The Shack-Hartmann Wavefront Sensor (SHWS) is a critical tool in adaptive optics, used to measure wavefront distortions in optical systems. The document discusses the capabilities of SHWS in both point-source and extended-scene imaging. It highlights the use of a lenslet array and a Shack-Hartmann camera to capture wavefront distortions, which can be caused by local variations in the incoming beam. The SHWS can effectively handle a large capture range, making it versatile for various applications.
One of the key features discussed is the extended-scene SHWS testbed, which allows for the simulation of extended scenes using a uniform arc-lamp illumination. This setup includes a deformable mirror (DM) and an extended scene simulator, which are essential for testing and refining the wavefront sensing algorithms. The document also mentions the importance of vignetting, which can lead to non-uniform sub-images in the SHWS frame, affecting the accuracy of measurements.
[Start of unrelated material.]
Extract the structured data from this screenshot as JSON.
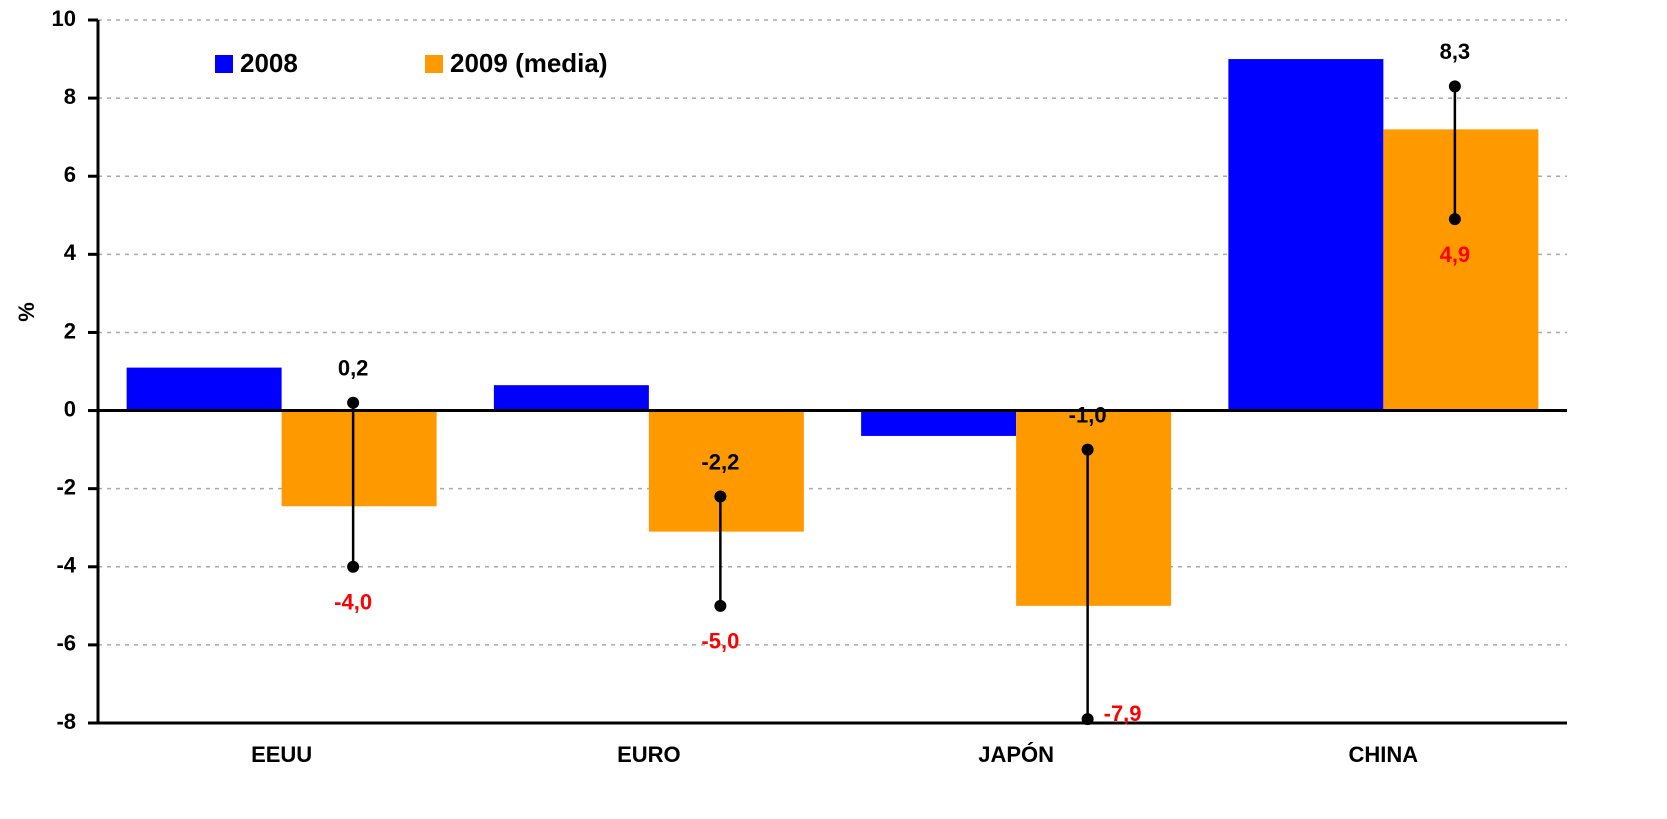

The document provides a schematic diagram of the extended-scene SHS testbed, illustrating the components involved, including the phase retrieval camera and obscuration mask, which are crucial for establishing the system's optical parameters. It emphasizes the significance of these technologies in improving the performance of optical systems, particularly in aerospace applications.
Additionally, the document includes contact information for further inquiries and emphasizes compliance with U.S. export regulations, indicating that the information may contain proprietary content.
In summary, this Technical Support Package serves as a comprehensive overview of the Adaptive Periodic-Correlation Algorithm for Shack-Hartmann Wavefront Sensing, detailing its applications, the technology involved, and the importance of accurate wavefront measurement in advancing optical systems for aerospace and other fields.